20 yıllık veriler acı gerçeği ortaya çıkardı: Kıtalar kuruyor, tatlı su krizi büyüyor

Hindistan’daki FLAME Üniversitesi’nden Yer sistemi bilimcisi Hrishikesh Chandanpurkar liderliğindeki araştırma ekibi, NASA’nın GRACE ve GRACE Follow-On uydularından elde edilen 20 yılı aşkın veriyi inceledi. Bu gözlemler sayesinde 2002’den bu yana karasal su depolarındaki değişimler detaylı şekilde analiz edildi.
Elde edilen sonuçlara göre, Grönland ve Antarktika hariç tüm kara alanları daha önce görülmemiş oranlarda kuruyor.

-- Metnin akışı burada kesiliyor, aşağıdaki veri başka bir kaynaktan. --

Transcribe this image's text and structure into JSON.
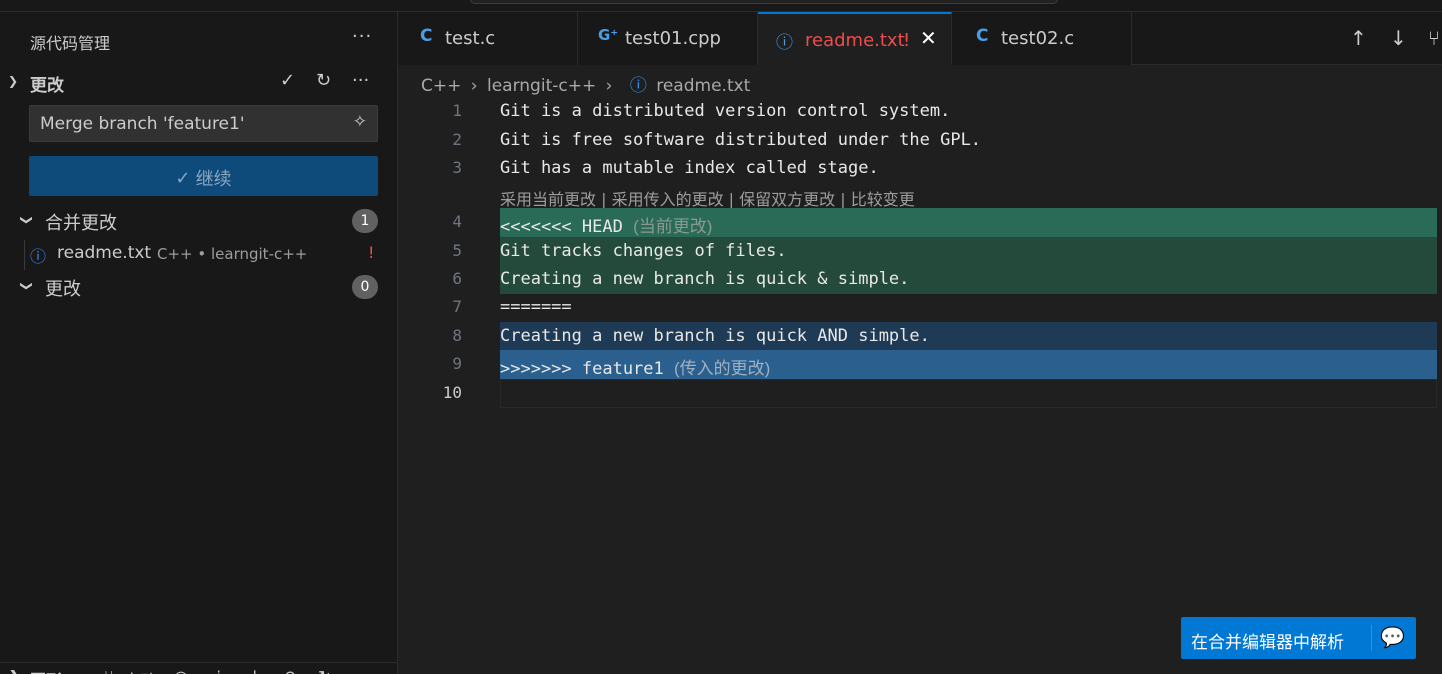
{
  "sidebar": {
    "title": "源代码管理",
    "more": "···",
    "changes_section": {
      "label": "更改",
      "icons": [
        "check-icon",
        "refresh-icon",
        "more-icon"
      ]
    },
    "commit_input": {
      "value": "Merge branch 'feature1'"
    },
    "continue_button": {
      "label": "继续"
    },
    "merge_changes": {
      "label": "合并更改",
      "count": "1"
    },
    "file": {
      "name": "readme.txt",
      "description": "C++ • learngit-c++",
      "status": "!"
    },
    "changes": {
      "label": "更改",
      "count": "0"
    },
    "bottom": {
      "label": "图形",
      "auto_label": "自动"
    }
  },
  "tabs": [
    {
      "icon": "C",
      "name": "test.c",
      "active": false,
      "icon_name": "c-file-icon"
    },
    {
      "icon": "G",
      "name": "test01.cpp",
      "active": false,
      "icon_name": "cpp-file-icon"
    },
    {
      "icon": "ⓘ",
      "name": "readme.txt",
      "status": "!",
      "active": true,
      "icon_name": "info-icon"
    },
    {
      "icon": "C",
      "name": "test02.c",
      "active": false,
      "icon_name": "c-file-icon"
    }
  ],
  "breadcrumb": [
    "C++",
    "learngit-c++",
    "readme.txt"
  ],
  "editor": {
    "codelens": "采用当前更改 | 采用传入的更改 | 保留双方更改 | 比较变更",
    "lines": [
      {
        "n": "1",
        "text": "Git is a distributed version control system."
      },
      {
        "n": "2",
        "text": "Git is free software distributed under the GPL."
      },
      {
        "n": "3",
        "text": "Git has a mutable index called stage."
      },
      {
        "n": "4",
        "text": "<<<<<<< HEAD",
        "hint": "(当前更改)"
      },
      {
        "n": "5",
        "text": "Git tracks changes of files."
      },
      {
        "n": "6",
        "text": "Creating a new branch is quick & simple."
      },
      {
        "n": "7",
        "text": "======="
      },
      {
        "n": "8",
        "text": "Creating a new branch is quick AND simple."
      },
      {
        "n": "9",
        "text": ">>>>>>> feature1",
        "hint": "(传入的更改)"
      },
      {
        "n": "10",
        "text": ""
      }
    ]
  },
  "resolve_button": {
    "label": "在合并编辑器中解析"
  },
  "colors": {
    "accent": "#0078d4",
    "current_header": "#2a6b58",
    "current_body": "#234a3b",
    "incoming_body": "#1f3a55",
    "incoming_header": "#2b5f8e",
    "error": "#f14c4c"
  }
}
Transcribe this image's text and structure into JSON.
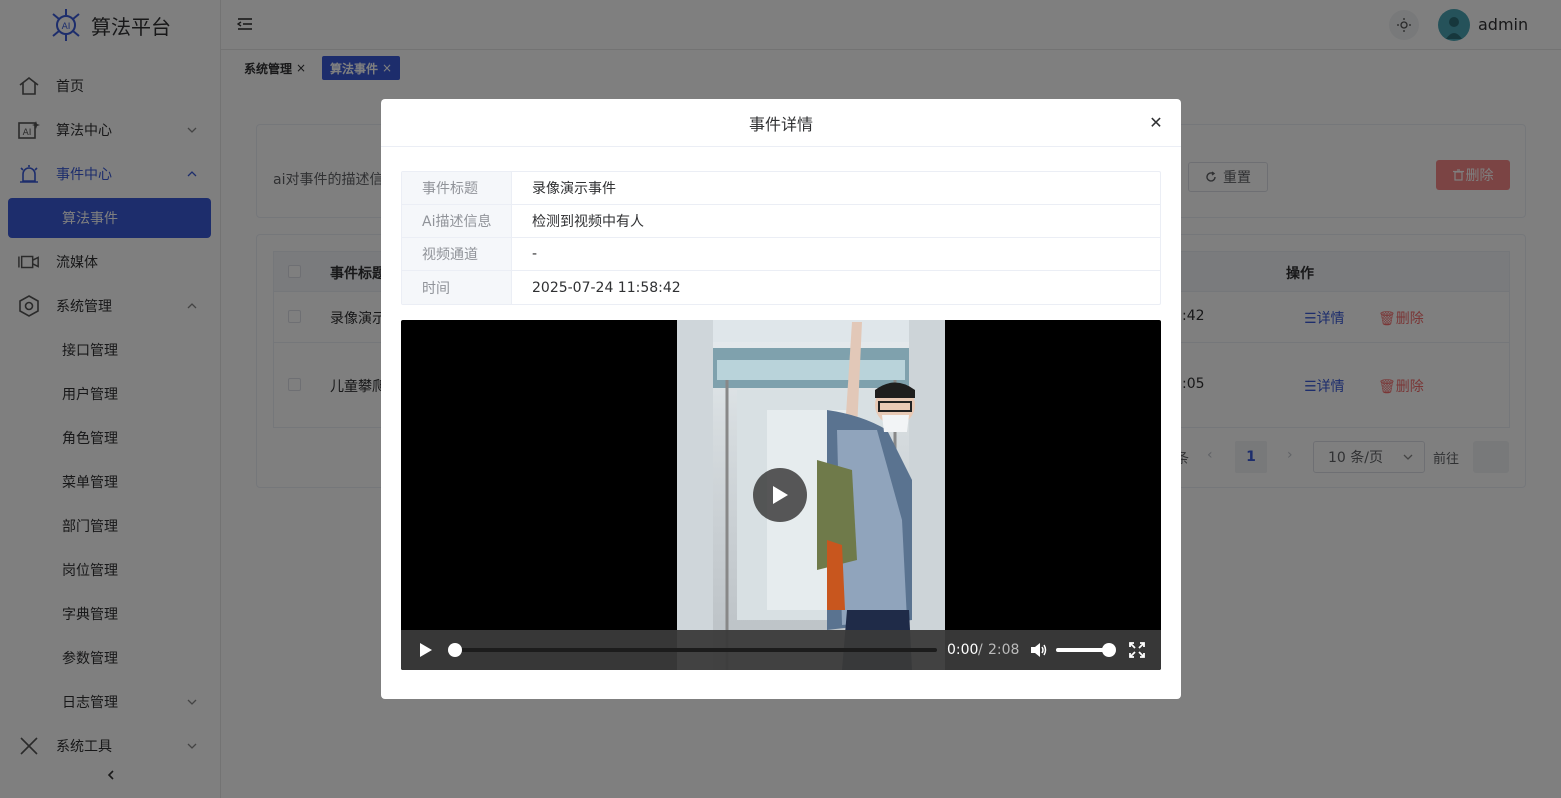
{
  "app": {
    "title": "算法平台",
    "username": "admin"
  },
  "sidebar": {
    "items": [
      {
        "label": "首页",
        "icon": "home-icon"
      },
      {
        "label": "算法中心",
        "icon": "ai-icon"
      },
      {
        "label": "事件中心",
        "icon": "alarm-icon",
        "expanded": true
      },
      {
        "label": "算法事件",
        "selected": true
      },
      {
        "label": "流媒体",
        "icon": "camera-icon"
      },
      {
        "label": "系统管理",
        "icon": "settings-icon",
        "expanded": true
      },
      {
        "label": "接口管理"
      },
      {
        "label": "用户管理"
      },
      {
        "label": "角色管理"
      },
      {
        "label": "菜单管理"
      },
      {
        "label": "部门管理"
      },
      {
        "label": "岗位管理"
      },
      {
        "label": "字典管理"
      },
      {
        "label": "参数管理"
      },
      {
        "label": "日志管理"
      },
      {
        "label": "系统工具",
        "icon": "tools-icon"
      }
    ]
  },
  "tags": [
    {
      "label": "系统管理"
    },
    {
      "label": "算法事件",
      "active": true
    }
  ],
  "search": {
    "label": "ai对事件的描述信",
    "reset_label": "重置",
    "delete_label": "删除"
  },
  "table": {
    "headers": {
      "title": "事件标题",
      "actions": "操作"
    },
    "rows": [
      {
        "title": "录像演示",
        "time_suffix": ":42",
        "detail": "详情",
        "delete": "删除"
      },
      {
        "title": "儿童攀爬",
        "time_suffix": ":05",
        "detail": "详情",
        "delete": "删除"
      }
    ]
  },
  "pagination": {
    "prefix_partial": "条",
    "current_page": "1",
    "page_size": "10 条/页",
    "goto_label": "前往"
  },
  "dialog": {
    "title": "事件详情",
    "fields": [
      {
        "label": "事件标题",
        "value": "录像演示事件"
      },
      {
        "label": "Ai描述信息",
        "value": "检测到视频中有人"
      },
      {
        "label": "视频通道",
        "value": "-"
      },
      {
        "label": "时间",
        "value": "2025-07-24 11:58:42"
      }
    ],
    "video": {
      "current_time": "0:00",
      "separator": "/",
      "duration": "2:08",
      "progress": 0,
      "volume": 1
    }
  }
}
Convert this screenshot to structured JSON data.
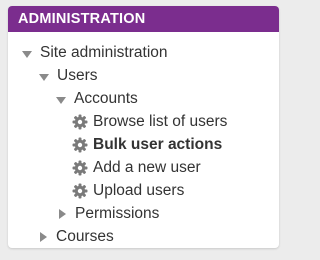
{
  "block": {
    "title": "ADMINISTRATION",
    "accent_color": "#7b2d8e"
  },
  "tree": {
    "site_admin": "Site administration",
    "users": "Users",
    "accounts": "Accounts",
    "browse_users": "Browse list of users",
    "bulk_actions": "Bulk user actions",
    "add_user": "Add a new user",
    "upload_users": "Upload users",
    "permissions": "Permissions",
    "courses": "Courses"
  },
  "icons": {
    "expanded": "caret-down-icon",
    "collapsed": "caret-right-icon",
    "leaf": "gear-icon"
  }
}
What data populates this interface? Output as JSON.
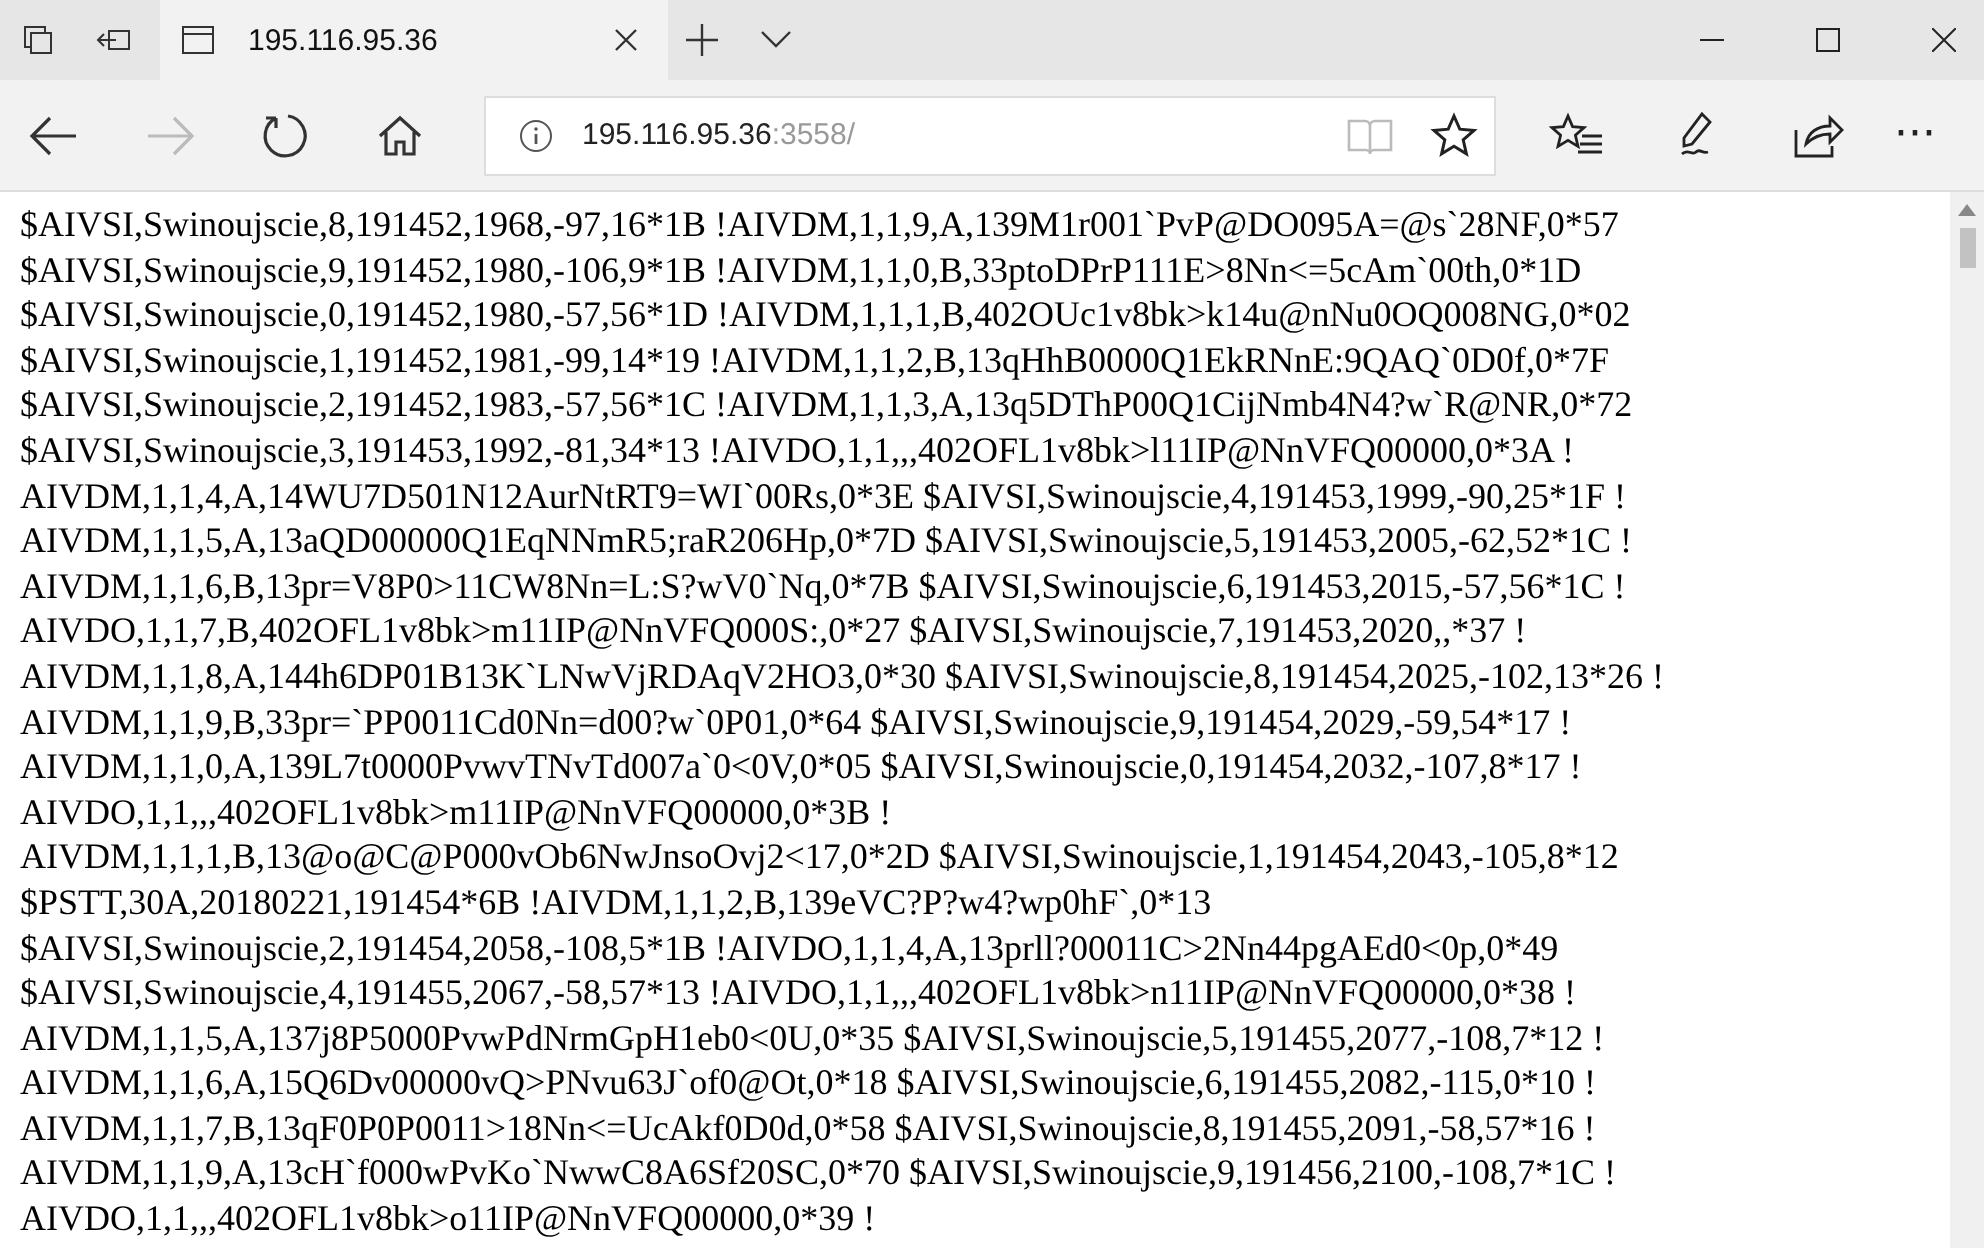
{
  "tab": {
    "title": "195.116.95.36",
    "selected": true
  },
  "address": {
    "host": "195.116.95.36",
    "rest": ":3558/"
  },
  "nav": {
    "back_disabled": false,
    "forward_disabled": true
  },
  "more_label": "···",
  "lines": [
    "$AIVSI,Swinoujscie,8,191452,1968,-97,16*1B !AIVDM,1,1,9,A,139M1r001`PvP@DO095A=@s`28NF,0*57",
    "$AIVSI,Swinoujscie,9,191452,1980,-106,9*1B !AIVDM,1,1,0,B,33ptoDPrP111E>8Nn<=5cAm`00th,0*1D",
    "$AIVSI,Swinoujscie,0,191452,1980,-57,56*1D !AIVDM,1,1,1,B,402OUc1v8bk>k14u@nNu0OQ008NG,0*02",
    "$AIVSI,Swinoujscie,1,191452,1981,-99,14*19 !AIVDM,1,1,2,B,13qHhB0000Q1EkRNnE:9QAQ`0D0f,0*7F",
    "$AIVSI,Swinoujscie,2,191452,1983,-57,56*1C !AIVDM,1,1,3,A,13q5DThP00Q1CijNmb4N4?w`R@NR,0*72",
    "$AIVSI,Swinoujscie,3,191453,1992,-81,34*13 !AIVDO,1,1,,,402OFL1v8bk>l11IP@NnVFQ00000,0*3A !",
    "AIVDM,1,1,4,A,14WU7D501N12AurNtRT9=WI`00Rs,0*3E $AIVSI,Swinoujscie,4,191453,1999,-90,25*1F !",
    "AIVDM,1,1,5,A,13aQD00000Q1EqNNmR5;raR206Hp,0*7D $AIVSI,Swinoujscie,5,191453,2005,-62,52*1C !",
    "AIVDM,1,1,6,B,13pr=V8P0>11CW8Nn=L:S?wV0`Nq,0*7B $AIVSI,Swinoujscie,6,191453,2015,-57,56*1C !",
    "AIVDO,1,1,7,B,402OFL1v8bk>m11IP@NnVFQ000S:,0*27 $AIVSI,Swinoujscie,7,191453,2020,,*37 !",
    "AIVDM,1,1,8,A,144h6DP01B13K`LNwVjRDAqV2HO3,0*30 $AIVSI,Swinoujscie,8,191454,2025,-102,13*26 !",
    "AIVDM,1,1,9,B,33pr=`PP0011Cd0Nn=d00?w`0P01,0*64 $AIVSI,Swinoujscie,9,191454,2029,-59,54*17 !",
    "AIVDM,1,1,0,A,139L7t0000PvwvTNvTd007a`0<0V,0*05 $AIVSI,Swinoujscie,0,191454,2032,-107,8*17 !",
    "AIVDO,1,1,,,402OFL1v8bk>m11IP@NnVFQ00000,0*3B !",
    "AIVDM,1,1,1,B,13@o@C@P000vOb6NwJnsoOvj2<17,0*2D $AIVSI,Swinoujscie,1,191454,2043,-105,8*12",
    "$PSTT,30A,20180221,191454*6B !AIVDM,1,1,2,B,139eVC?P?w4?wp0hF`,0*13",
    "$AIVSI,Swinoujscie,2,191454,2058,-108,5*1B !AIVDO,1,1,4,A,13prll?00011C>2Nn44pgAEd0<0p,0*49",
    "$AIVSI,Swinoujscie,4,191455,2067,-58,57*13 !AIVDO,1,1,,,402OFL1v8bk>n11IP@NnVFQ00000,0*38 !",
    "AIVDM,1,1,5,A,137j8P5000PvwPdNrmGpH1eb0<0U,0*35 $AIVSI,Swinoujscie,5,191455,2077,-108,7*12 !",
    "AIVDM,1,1,6,A,15Q6Dv00000vQ>PNvu63J`of0@Ot,0*18 $AIVSI,Swinoujscie,6,191455,2082,-115,0*10 !",
    "AIVDM,1,1,7,B,13qF0P0P0011>18Nn<=UcAkf0D0d,0*58 $AIVSI,Swinoujscie,8,191455,2091,-58,57*16 !",
    "AIVDM,1,1,9,A,13cH`f000wPvKo`NwwC8A6Sf20SC,0*70 $AIVSI,Swinoujscie,9,191456,2100,-108,7*1C !",
    "AIVDO,1,1,,,402OFL1v8bk>o11IP@NnVFQ00000,0*39 !"
  ]
}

Ekip, her yıl kuraklık yaşayan kıtasal alanların Kaliforniya eyaletinin iki katı büyüklüğünde genişlediğini belirtiyor. Araştırma, Science Advances dergisinde yayımlandı.
İklim değişikliği ve insan kaynaklı yeraltı suyu kullanımı, Dünya’nın su döngüsünü ciddi biçimde bozmuş durumda. Islak bölgeler daha ıslak hale gelirken, kuru bölgeler çok daha hızlı kuruyor. Ancak bu dengesizlik, genel olarak gezegenin karasal su miktarının azalmasına neden oluyor.
Araştırmacılar, bu kaybın yüzeydeki göl ve nehirlerle sınırlı olmadığını, yerin derinliklerindeki yeraltı suyu rezervlerinin de hızla tükendiğini vurguluyor. Günümüzde dünya nüfusunun yüzde 75’i, tatlı su kayıplarının giderek arttığı 101 ülkede yaşıyor. Kayıp suların büyük kısmı doğrudan okyanuslara karışıyor.
Bu kaybın büyük bölümü, Kanada ve Rusya gibi normalde kurak sayılmayan yüksek enlem bölgelerinde gözlemleniyor. Bu durumun, buzul ve donmuş toprakların (permafrost) çözülmesinden kaynaklandığı düşünülüyor. Buzulsuz kıtalarda ise su kayıplarının yüzde 68’i insan eliyle yeraltı sularının aşırı çekilmesine bağlanıyor.
Orta Amerika ve Avrupa’da son yıllarda yaşanan rekor düzeydeki kuraklıklar da bu süreci hızlandırdı. Uzmanlar, bu tür aşırı kuraklık olaylarının iklim krizi nedeniyle daha sık ve şiddetli hale geleceği uyarısında bulunuyor. Tarım bölgelerinde buharlaşan yüzey suları nedeniyle insanlar çareyi yeraltı suyu çekmekte buluyor ancak bu kaynaklar da tükeniyor.
Örneğin, dünya badem üretiminin yüzde 70’ini karşılayan Kaliforniya'nın Central Valley bölgesi veya kurumuş Aral Gölü çevresindeki pamuk üretimi, yoğun yeraltı suyu kullanımının çarpıcı örnekleri arasında.
Araştırmacılar, şu uyarıyı yapıyor:
"Yeraltı sularının aşırı pompalanması, kurak bölgelerde karasal su kaybının en büyük nedeni haline gelmiş durumda. Bu durum, sıcaklık artışının, kuraklaşmanın ve aşırı kuraklık olaylarının etkilerini katlıyor."
Çözüm olarak, ulusal ve uluslararası ölçekte sürdürülebilir yeraltı suyu kullanımı politikaları geliştirilmesi gerektiği vurgulanıyor. Bilim insanları, iklim değişikliğini yavaşlatma çabaları aksasa bile, kıtaların kurumasını yavaşlatmak için hâlâ yapılabilecek çok şey olduğunu belirtiyor.